The ITU (International Telecommunications Union), an agency of the United Nations, published the X.509 recommendation in 1988 which defined many things, including how to embed a public key and other information into a certificate. Netscape came up with the SSL protocol for exchanging certificates and setting up a secure WWW link. The SSL protocol defines cipher suites.
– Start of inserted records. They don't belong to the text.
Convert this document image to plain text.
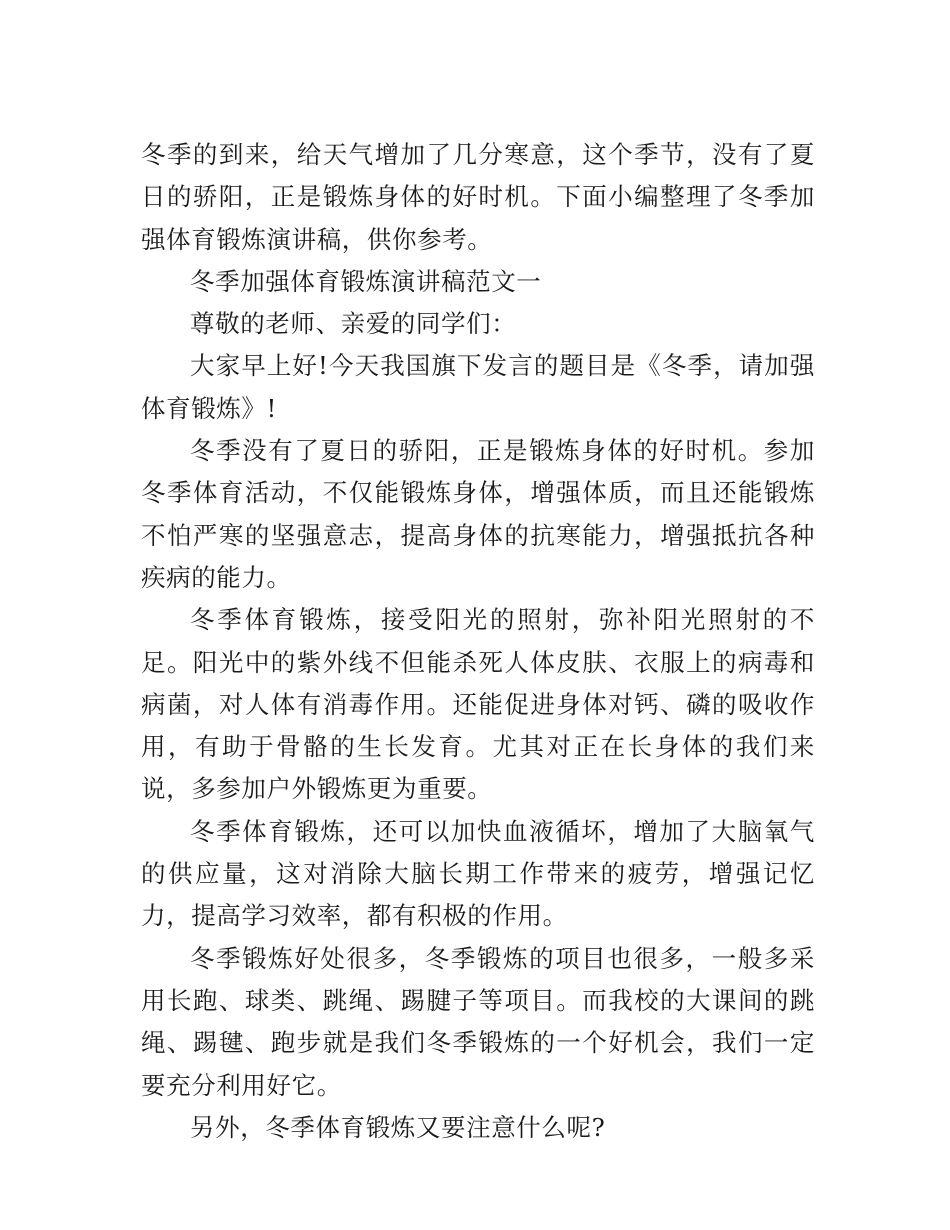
冬季的到来，给天气增加了几分寒意，这个季节，没有了夏日的骄阳，正是锻炼身体的好时机。下面小编整理了冬季加强体育锻炼演讲稿，供你参考。

冬季加强体育锻炼演讲稿范文一

尊敬的老师、亲爱的同学们：

大家早上好!今天我国旗下发言的题目是《冬季，请加强体育锻炼》!

冬季没有了夏日的骄阳，正是锻炼身体的好时机。参加冬季体育活动，不仅能锻炼身体，增强体质，而且还能锻炼不怕严寒的坚强意志，提高身体的抗寒能力，增强抵抗各种疾病的能力。

冬季体育锻炼，接受阳光的照射，弥补阳光照射的不足。阳光中的紫外线不但能杀死人体皮肤、衣服上的病毒和病菌，对人体有消毒作用。还能促进身体对钙、磷的吸收作用，有助于骨骼的生长发育。尤其对正在长身体的我们来说，多参加户外锻炼更为重要。

冬季体育锻炼，还可以加快血液循坏，增加了大脑氧气的供应量，这对消除大脑长期工作带来的疲劳，增强记忆力，提高学习效率，都有积极的作用。

冬季锻炼好处很多，冬季锻炼的项目也很多，一般多采用长跑、球类、跳绳、踢腱子等项目。而我校的大课间的跳绳、踢毽、跑步就是我们冬季锻炼的一个好机会，我们一定要充分利用好它。

另外，冬季体育锻炼又要注意什么呢?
The components were in place for giving birth to e-commerce.
In 1991 RSA and a bunch other companies got the e-commerce ball rolling by defining PKCS (Public Key Cryptography Standards) for using certificates: storing them, exchanging them, using them and so on.
In 1994 Netscape came up with the SSL protocol for exchanging certificates and setting up a secure WWW link. The SSL protocol defines cipher suites. They built it into their web browser, Netscape Navigator 1.1.